HL Deb 10 May 1923 vol 54 c92

Order of the Day for the Second Reading read.


My Lords, before the war, under the Act of 1831, special constables could be appointed in counties only when a tumult or a riot had taken place or when such disorder was reasonably to be apprehended. Under the Act of 1882 special constables could be annually appointed in boroughs, but this provision was very often a dead letter. No provision existed for any general regulations for the control of special constables, their conditions of service, their expenses and matters of that kind. Further, except in the Metropolitan area the expenses of special constables fell upon the rates, instead of upon the police funds.

When the war broke out an addition to the police was found to be urgent, and these difficulties then became apparent. Consequently, the Act of 1914 was passed, empowering regulations to be made under Order in Council to provide for the appointment of special constables, although no tumult or riot had taken place or was to be immediately apprehended. The Act also provided for the expenses, instead of being borne upon the rates, being paid out of the police funds; but it applied only to special constables appointed during the war. The operation of the Act was continued under the War Emergency Laws (Continuance) Act until August 31 last; so that while the Act and regulations made under it apply to special constables appointed before that, no further appointments can be made except under pre-war conditions. This Bill is devised to make the Act of 1914 permanent and enable further recruitment to take place.
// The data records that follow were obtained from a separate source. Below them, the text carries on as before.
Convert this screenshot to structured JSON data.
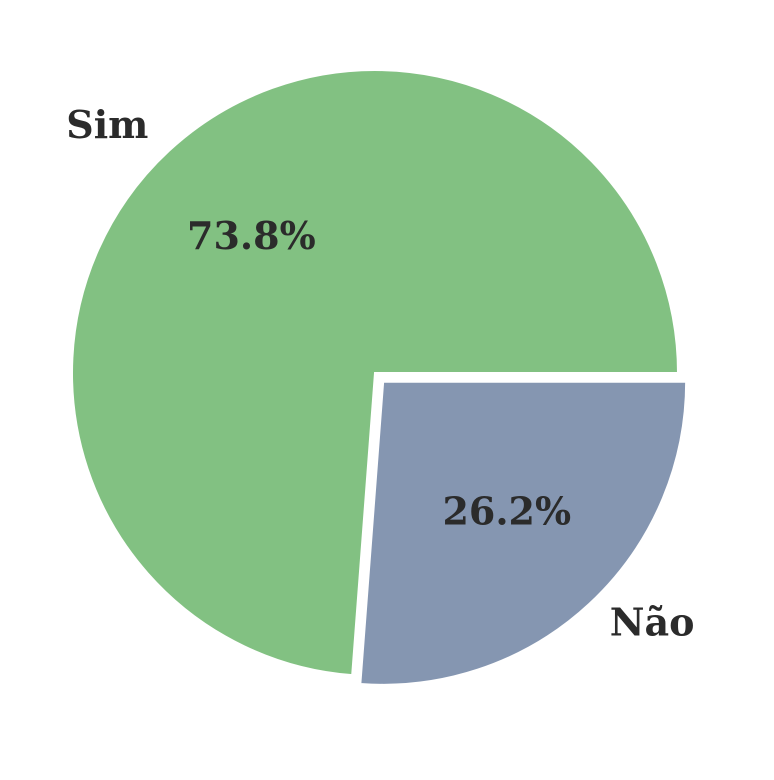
{
  "chart_data": {
    "type": "pie",
    "title": "",
    "slices": [
      {
        "label": "Sim",
        "percent_label": "73.8%",
        "value": 73.8,
        "color": "#82c182",
        "exploded": false
      },
      {
        "label": "Não",
        "percent_label": "26.2%",
        "value": 26.2,
        "color": "#8596b1",
        "exploded": true
      }
    ],
    "start_angle_deg": 0,
    "direction": "counterclockwise",
    "legend": "none"
  }
}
The Bill makes no change in the powers of special constables. They have always been part of the regular police system and I believe that the first Act in relation to them was passed as far back as the time of Charles II. They are of course voluntary and can only act when the regular police are insufficient to maintain order. I beg to move.

Moved, That the Bill be now read 2a.—(The Earl of Onslow.)

On Question, Bill read 2a, and committed to a Committee of the Whole House.